The model’s analysis of coronaviruses suggested that a part of the spike protein called the S2 subunit is least likely to generate escape mutations. The question still remains as to how rapidly the SARS-CoV-2 virus mutates, so it is unknown how long the vaccines being deployed to combat the COVID-19 pandemic (at the time of writing), will remain effective. Initial evidence suggests that the virus does not mutate as rapidly as influenza or HIV. In their studies of HIV, the researchers found that the V1-V2 hypervariable region of the protein has many possible escape mutations, which is consistent with previous findings, and they also found sequences that would have a lower probability of escape.
“The language of viral evolution and escape proposed by Hie et al. provides a powerful framework for predicting mutations that lead to viral escape,” Kim and Przytycka noted. However, questions do remain, and just as different people can interpret the same given sentence dependent on their past experience and fluency in the language, immune responses differ between individuals dependent on factors such as past infections and overall immune system strength, they pointed out. “It will be interesting to see whether the proposed approach can be adapted to provide a ‘personalized’ view of the language of virus evolution.”

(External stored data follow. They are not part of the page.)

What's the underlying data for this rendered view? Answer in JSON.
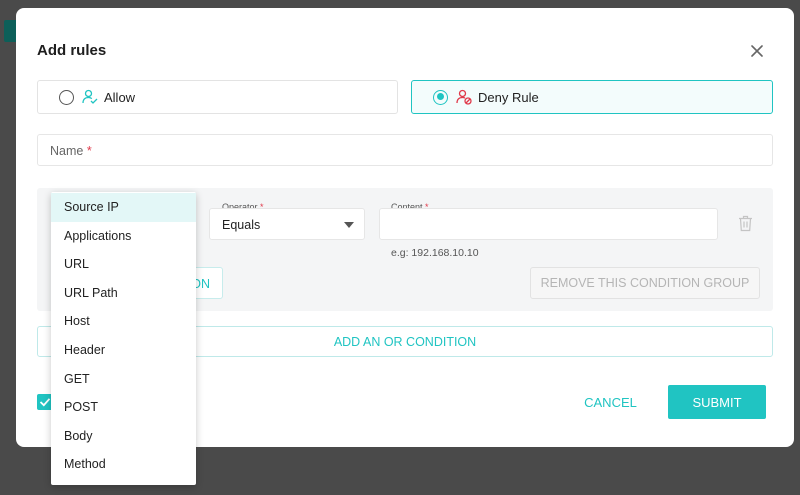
{
  "modal": {
    "title": "Add rules"
  },
  "rule_types": [
    {
      "label": "Allow",
      "selected": false
    },
    {
      "label": "Deny Rule",
      "selected": true
    }
  ],
  "name_field": {
    "label": "Name",
    "required_mark": "*"
  },
  "condition": {
    "operator": {
      "label": "Operator",
      "required_mark": "*",
      "value": "Equals"
    },
    "content": {
      "label": "Content",
      "required_mark": "*",
      "hint": "e.g: 192.168.10.10"
    },
    "add_and_button_fragment": "ON",
    "remove_group_label": "REMOVE THIS CONDITION GROUP"
  },
  "add_or_label": "ADD AN OR CONDITION",
  "footer": {
    "checkbox_checked": true,
    "cancel_label": "CANCEL",
    "submit_label": "SUBMIT"
  },
  "field_dropdown": {
    "highlighted": "Source IP",
    "options": [
      "Source IP",
      "Applications",
      "URL",
      "URL Path",
      "Host",
      "Header",
      "GET",
      "POST",
      "Body",
      "Method"
    ]
  },
  "colors": {
    "accent": "#20c4c2",
    "required": "#e0394a",
    "deny_icon": "#e0394a",
    "allow_icon": "#20c4c2"
  }
}
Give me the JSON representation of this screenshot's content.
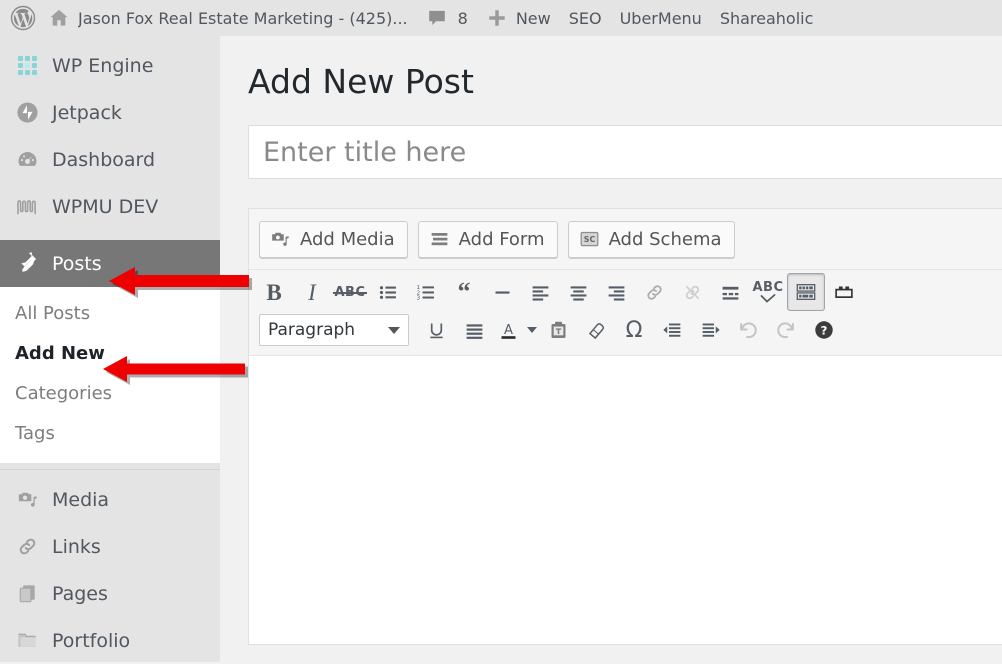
{
  "adminbar": {
    "logo_icon": "wordpress-logo-icon",
    "home_icon": "home-icon",
    "site_title": "Jason Fox Real Estate Marketing - (425)...",
    "comments_icon": "comment-bubble-icon",
    "comments_count": "8",
    "new_icon": "plus-icon",
    "new_label": "New",
    "items": [
      {
        "label": "SEO"
      },
      {
        "label": "UberMenu"
      },
      {
        "label": "Shareaholic"
      }
    ]
  },
  "sidebar": {
    "items": [
      {
        "label": "WP Engine",
        "icon": "wp-engine-icon"
      },
      {
        "label": "Jetpack",
        "icon": "jetpack-icon"
      },
      {
        "label": "Dashboard",
        "icon": "dashboard-gauge-icon"
      },
      {
        "label": "WPMU DEV",
        "icon": "wpmu-dev-icon"
      },
      {
        "label": "Posts",
        "icon": "pushpin-icon"
      },
      {
        "label": "Media",
        "icon": "media-camera-icon"
      },
      {
        "label": "Links",
        "icon": "link-chain-icon"
      },
      {
        "label": "Pages",
        "icon": "pages-icon"
      },
      {
        "label": "Portfolio",
        "icon": "folder-icon"
      }
    ],
    "submenu": [
      {
        "label": "All Posts"
      },
      {
        "label": "Add New"
      },
      {
        "label": "Categories"
      },
      {
        "label": "Tags"
      }
    ]
  },
  "main": {
    "page_title": "Add New Post",
    "title_placeholder": "Enter title here",
    "title_value": "",
    "media_buttons": [
      {
        "label": "Add Media",
        "icon": "add-media-icon"
      },
      {
        "label": "Add Form",
        "icon": "add-form-icon"
      },
      {
        "label": "Add Schema",
        "icon": "add-schema-sc-icon"
      }
    ],
    "toolbar_row1": [
      {
        "name": "bold",
        "icon": "bold-icon",
        "glyph": "B"
      },
      {
        "name": "italic",
        "icon": "italic-icon",
        "glyph": "I"
      },
      {
        "name": "strikethrough",
        "icon": "strikethrough-abc-icon",
        "glyph": "ABC"
      },
      {
        "name": "bullet-list",
        "icon": "bullet-list-icon"
      },
      {
        "name": "numbered-list",
        "icon": "numbered-list-icon"
      },
      {
        "name": "blockquote",
        "icon": "blockquote-icon",
        "glyph": "“"
      },
      {
        "name": "horizontal-rule",
        "icon": "horizontal-rule-icon"
      },
      {
        "name": "align-left",
        "icon": "align-left-icon"
      },
      {
        "name": "align-center",
        "icon": "align-center-icon"
      },
      {
        "name": "align-right",
        "icon": "align-right-icon"
      },
      {
        "name": "insert-link",
        "icon": "link-icon"
      },
      {
        "name": "remove-link",
        "icon": "unlink-icon"
      },
      {
        "name": "read-more",
        "icon": "read-more-icon"
      },
      {
        "name": "spellcheck",
        "icon": "spellcheck-abc-icon",
        "glyph": "ABC"
      },
      {
        "name": "toolbar-toggle",
        "icon": "toolbar-toggle-icon"
      },
      {
        "name": "fullscreen",
        "icon": "fullscreen-icon"
      }
    ],
    "paragraph_select": {
      "value": "Paragraph"
    },
    "toolbar_row2": [
      {
        "name": "underline",
        "icon": "underline-icon",
        "glyph": "U"
      },
      {
        "name": "justify",
        "icon": "align-justify-icon"
      },
      {
        "name": "text-color",
        "icon": "text-color-icon",
        "glyph": "A"
      },
      {
        "name": "paste-as-text",
        "icon": "paste-as-text-icon"
      },
      {
        "name": "clear-formatting",
        "icon": "eraser-icon"
      },
      {
        "name": "special-character",
        "icon": "omega-icon",
        "glyph": "Ω"
      },
      {
        "name": "outdent",
        "icon": "outdent-icon"
      },
      {
        "name": "indent",
        "icon": "indent-icon"
      },
      {
        "name": "undo",
        "icon": "undo-icon"
      },
      {
        "name": "redo",
        "icon": "redo-icon"
      },
      {
        "name": "keyboard-shortcuts",
        "icon": "help-icon",
        "glyph": "?"
      }
    ],
    "editor_content": ""
  },
  "annotations": [
    {
      "name": "arrow-pointing-to-posts",
      "target": "Posts",
      "color": "#ee0000",
      "direction": "left"
    },
    {
      "name": "arrow-pointing-to-add-new",
      "target": "Add New",
      "color": "#ee0000",
      "direction": "left"
    }
  ],
  "colors": {
    "chrome_grey": "#e4e4e4",
    "current_menu": "#777777",
    "content_bg": "#f1f1f1",
    "arrow_red": "#ee0000",
    "wp_engine_teal": "#86d6d9"
  }
}
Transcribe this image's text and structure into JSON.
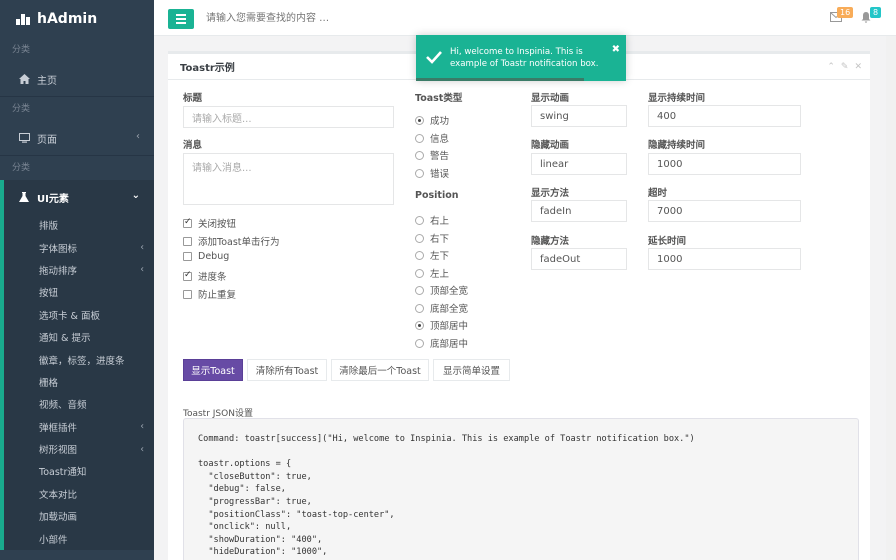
{
  "sidebar": {
    "brand": "hAdmin",
    "section1": "分类",
    "home": "主页",
    "section2": "分类",
    "pages": "页面",
    "section3": "分类",
    "ui": "UI元素",
    "sub_items": [
      "排版",
      "字体图标",
      "拖动排序",
      "按钮",
      "选项卡 & 面板",
      "通知 & 提示",
      "徽章，标签，进度条",
      "栅格",
      "视频、音频",
      "弹框插件",
      "树形视图",
      "Toastr通知",
      "文本对比",
      "加载动画",
      "小部件"
    ]
  },
  "topbar": {
    "search_placeholder": "请输入您需要查找的内容 …",
    "mail_count": "16",
    "bell_count": "8"
  },
  "panel": {
    "title": "Toastr示例",
    "title_label": "标题",
    "title_placeholder": "请输入标题...",
    "message_label": "消息",
    "message_placeholder": "请输入消息...",
    "checkboxes": [
      {
        "label": "关闭按钮",
        "checked": true
      },
      {
        "label": "添加Toast单击行为",
        "checked": false
      },
      {
        "label": "Debug",
        "checked": false
      },
      {
        "label": "进度条",
        "checked": true
      },
      {
        "label": "防止重复",
        "checked": false
      }
    ],
    "type_label": "Toast类型",
    "types": [
      {
        "label": "成功",
        "checked": true
      },
      {
        "label": "信息",
        "checked": false
      },
      {
        "label": "警告",
        "checked": false
      },
      {
        "label": "错误",
        "checked": false
      }
    ],
    "position_label": "Position",
    "positions": [
      {
        "label": "右上",
        "checked": false
      },
      {
        "label": "右下",
        "checked": false
      },
      {
        "label": "左下",
        "checked": false
      },
      {
        "label": "左上",
        "checked": false
      },
      {
        "label": "顶部全宽",
        "checked": false
      },
      {
        "label": "底部全宽",
        "checked": false
      },
      {
        "label": "顶部居中",
        "checked": true
      },
      {
        "label": "底部居中",
        "checked": false
      }
    ],
    "show_anim_label": "显示动画",
    "show_anim": "swing",
    "hide_anim_label": "隐藏动画",
    "hide_anim": "linear",
    "show_method_label": "显示方法",
    "show_method": "fadeIn",
    "hide_method_label": "隐藏方法",
    "hide_method": "fadeOut",
    "show_dur_label": "显示持续时间",
    "show_dur": "400",
    "hide_dur_label": "隐藏持续时间",
    "hide_dur": "1000",
    "timeout_label": "超时",
    "timeout": "7000",
    "ext_label": "延长时间",
    "ext": "1000",
    "buttons": [
      "显示Toast",
      "清除所有Toast",
      "清除最后一个Toast",
      "显示简单设置"
    ],
    "json_label": "Toastr JSON设置",
    "code": "Command: toastr[success](\"Hi, welcome to Inspinia. This is example of Toastr notification box.\")\n\ntoastr.options = {\n  \"closeButton\": true,\n  \"debug\": false,\n  \"progressBar\": true,\n  \"positionClass\": \"toast-top-center\",\n  \"onclick\": null,\n  \"showDuration\": \"400\",\n  \"hideDuration\": \"1000\","
  },
  "toast": {
    "message": "Hi, welcome to Inspinia. This is example of Toastr notification box.",
    "close": "✖",
    "progress": 0.8
  },
  "colors": {
    "accent": "#1ab394",
    "sidebar": "#2f4050",
    "primary_button": "#674ba5"
  }
}
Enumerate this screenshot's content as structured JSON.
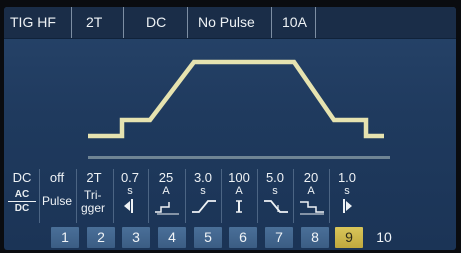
{
  "topbar": {
    "process": "TIG HF",
    "trigger_mode": "2T",
    "current_type": "DC",
    "pulse_mode": "No Pulse",
    "current": "10A"
  },
  "params": [
    {
      "value": "DC",
      "unit": "",
      "icon": "ac-dc-icon"
    },
    {
      "value": "off",
      "unit": "",
      "icon": "pulse-label",
      "label": "Pulse"
    },
    {
      "value": "2T",
      "unit": "",
      "icon": "trigger-label",
      "label_top": "Tri-",
      "label_bottom": "gger"
    },
    {
      "value": "0.7",
      "unit": "s",
      "icon": "gas-preflow-icon"
    },
    {
      "value": "25",
      "unit": "A",
      "icon": "start-current-icon"
    },
    {
      "value": "3.0",
      "unit": "s",
      "icon": "upslope-icon"
    },
    {
      "value": "100",
      "unit": "A",
      "icon": "main-current-icon"
    },
    {
      "value": "5.0",
      "unit": "s",
      "icon": "downslope-icon"
    },
    {
      "value": "20",
      "unit": "A",
      "icon": "end-current-icon"
    },
    {
      "value": "1.0",
      "unit": "s",
      "icon": "gas-postflow-icon"
    }
  ],
  "ac_label": "AC",
  "dc_label": "DC",
  "buttons": [
    "1",
    "2",
    "3",
    "4",
    "5",
    "6",
    "7",
    "8",
    "9",
    "10"
  ],
  "active_button": "9",
  "colors": {
    "curve": "#e6e3b0",
    "active": "#d4bf52",
    "button": "#456a92",
    "background": "#22406a"
  }
}
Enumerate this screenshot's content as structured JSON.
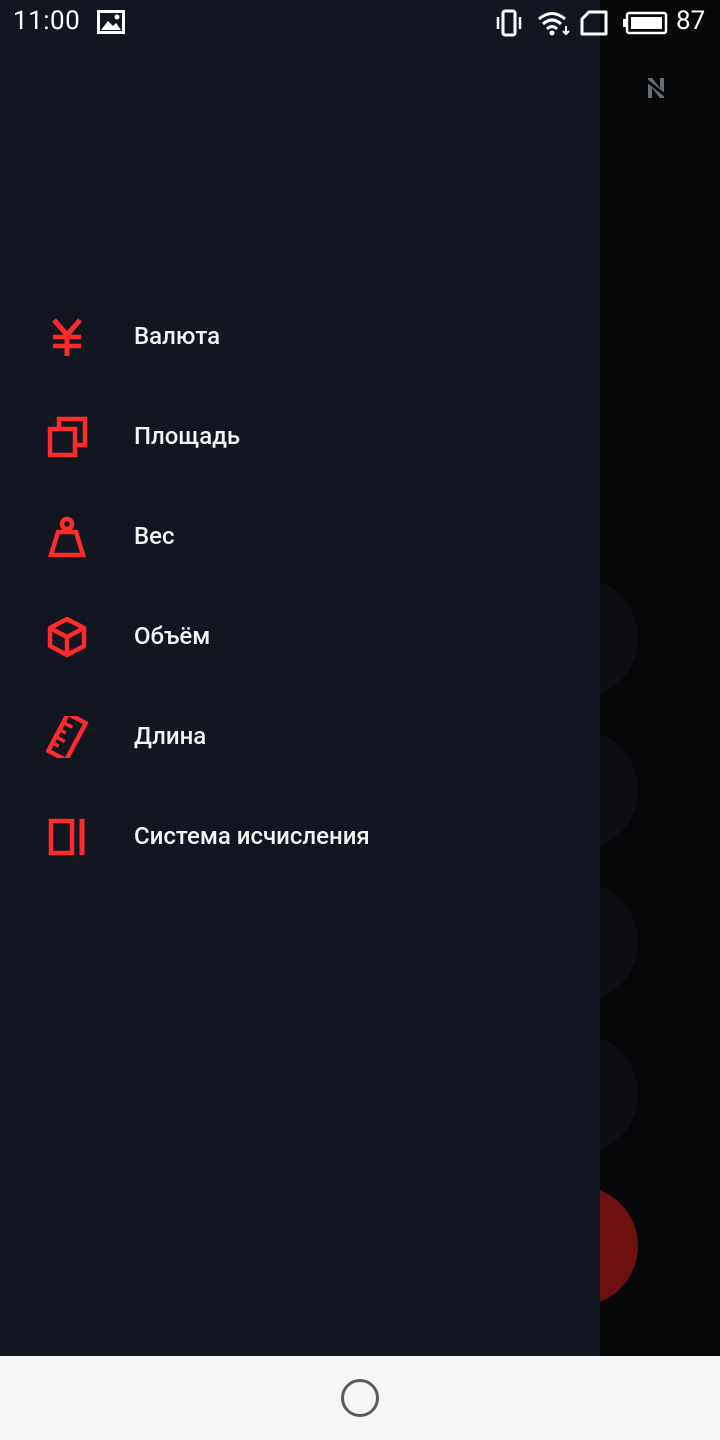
{
  "status_bar": {
    "time": "11:00",
    "battery_level": "87",
    "icons": [
      "image-icon",
      "vibrate-icon",
      "wifi-icon",
      "sim-icon",
      "battery-icon"
    ]
  },
  "background_app": {
    "icons": [
      "orientation-lock-icon"
    ]
  },
  "drawer": {
    "items": [
      {
        "label": "Валюта",
        "icon": "yen-currency-icon"
      },
      {
        "label": "Площадь",
        "icon": "area-squares-icon"
      },
      {
        "label": "Вес",
        "icon": "weight-icon"
      },
      {
        "label": "Объём",
        "icon": "volume-cube-icon"
      },
      {
        "label": "Длина",
        "icon": "ruler-icon"
      },
      {
        "label": "Система исчисления",
        "icon": "number-system-icon"
      }
    ]
  },
  "nav_bar": {
    "icons": [
      "home-circle-icon"
    ]
  },
  "colors": {
    "accent": "#ff2a2a",
    "drawer_bg": "#111620",
    "text": "#f3f3f3"
  }
}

Since finalizing their paper for publication, Hie and colleagues have also applied their viral escape model to the new variants of SARS-CoV-2 that recently emerged in the U.K. and South Africa. That analysis, which has not yet been peer reviewed, flagged viral genetic sequences that should be further investigated for their potential to escape the existing vaccines, the researchers said.
The researchers are now working with others to use their model to identify possible targets for cancer vaccines that stimulate the body’s immune system to destroy tumors. They suggest that it could also be used to design small-molecule drugs that might be less likely to provoke resistance, for diseases such as tuberculosis. “There are so many opportunities, and the beautiful thing is all we need is sequence data, which is easy to produce,” Bryson said.